Why did Paige punch her coworker in The Madison?

Paige punched a coworker who made derogatory comments about Preston, suggesting his privilege meant he "deserved" to die. It was a raw outburst of grief and rage, leading to her arrest before Stacy intervened.

Will there be a Season 2 of The Madison?

Yes! Paramount renewed The Madison for Season 2 in August 2025 — before Season 1 even premiered. Season 2 has already been filmed and is expected to continue Stacy's journey in Montana.
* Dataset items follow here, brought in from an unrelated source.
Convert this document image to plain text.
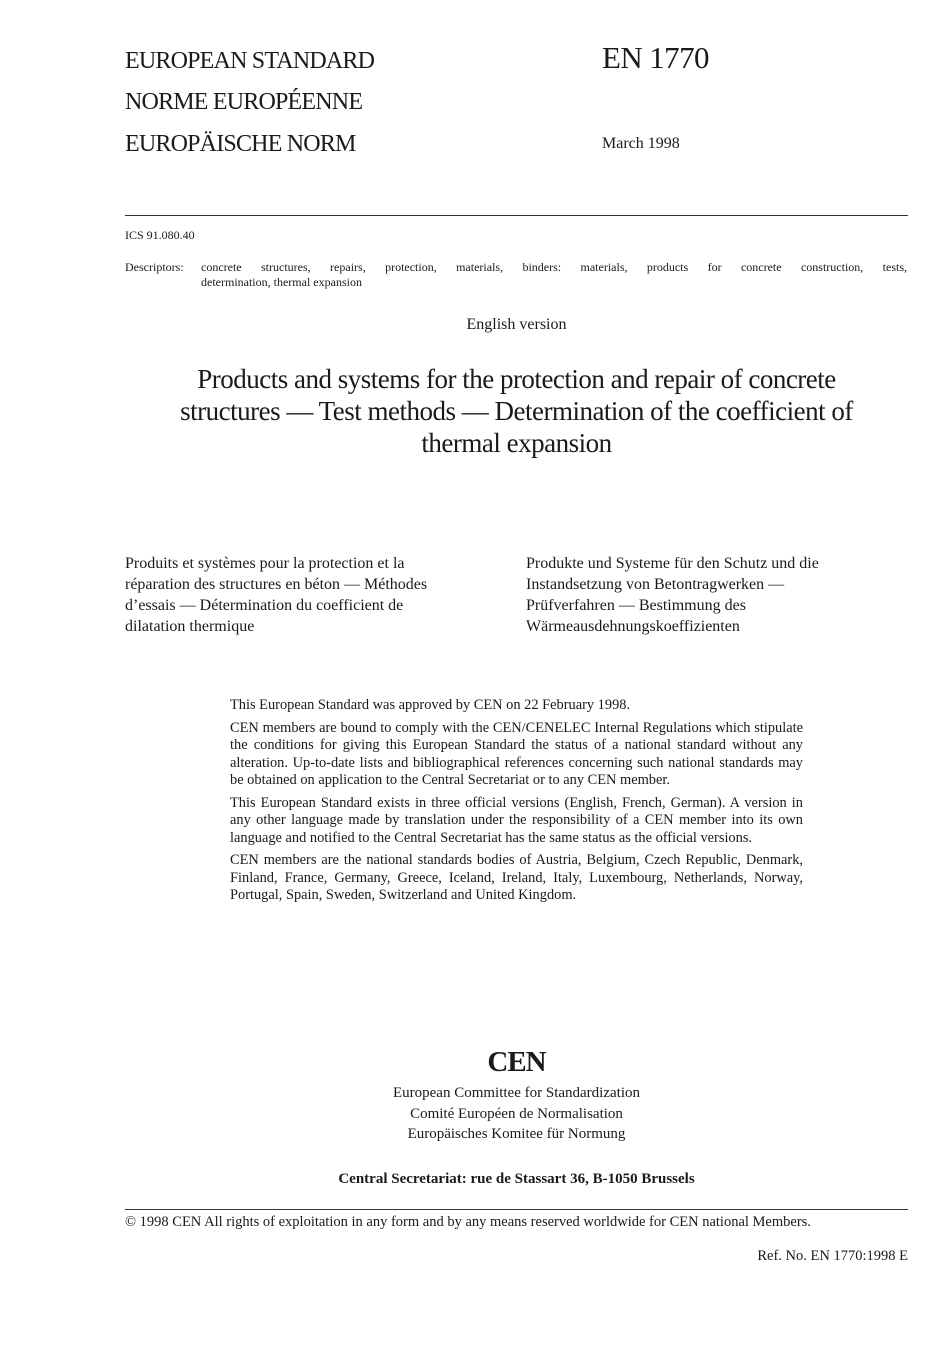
EUROPEAN STANDARD
NORME EUROPÉENNE
EUROPÄISCHE NORM
EN 1770
March 1998
ICS 91.080.40
Descriptors: concrete structures, repairs, protection, materials, binders: materials, products for concrete construction, tests,
determination, thermal expansion
English version
Products and systems for the protection and repair of concrete
structures — Test methods — Determination of the coefficient of
thermal expansion
Produits et systèmes pour la protection et la
réparation des structures en béton — Méthodes
d’essais — Détermination du coefficient de
dilatation thermique
Produkte und Systeme für den Schutz und die
Instandsetzung von Betontragwerken —
Prüfverfahren — Bestimmung des
Wärmeausdehnungskoeffizienten

This European Standard was approved by CEN on 22 February 1998.

CEN members are bound to comply with the CEN/CENELEC Internal Regulations which stipulate the conditions for giving this European Standard the status of a national standard without any alteration. Up-to-date lists and bibliographical references concerning such national standards may be obtained on application to the Central Secretariat or to any CEN member.

This European Standard exists in three official versions (English, French, German). A version in any other language made by translation under the responsibility of a CEN member into its own language and notified to the Central Secretariat has the same status as the official versions.

CEN members are the national standards bodies of Austria, Belgium, Czech Republic, Denmark, Finland, France, Germany, Greece, Iceland, Ireland, Italy, Luxembourg, Netherlands, Norway, Portugal, Spain, Sweden, Switzerland and United Kingdom.

CEN
European Committee for Standardization
Comité Européen de Normalisation
Europäisches Komitee für Normung
Central Secretariat: rue de Stassart 36, B-1050 Brussels
© 1998 CEN All rights of exploitation in any form and by any means reserved worldwide for CEN national Members.
Ref. No. EN 1770:1998 E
What does "I Give Me Permission" mean in The Madison?

The title reflects Stacy's central arc: her therapist Phil (Will Arnett) challenges her to stop grieving according to societal expectations and give herself permission to feel, to be angry, and to choose her own path — even if that means abandoning the performative memorial and returning to Montana alone.

Does Cade find Stacy at the end of The Madison Season 1?

Yes. In the final scene, Cade discovers Stacy sleeping near Preston's grave on the upper areas of the ranch. He notices she has a gun for safety, and they share a tense but emotional conversation. The scene implies Stacy will stay in Montana.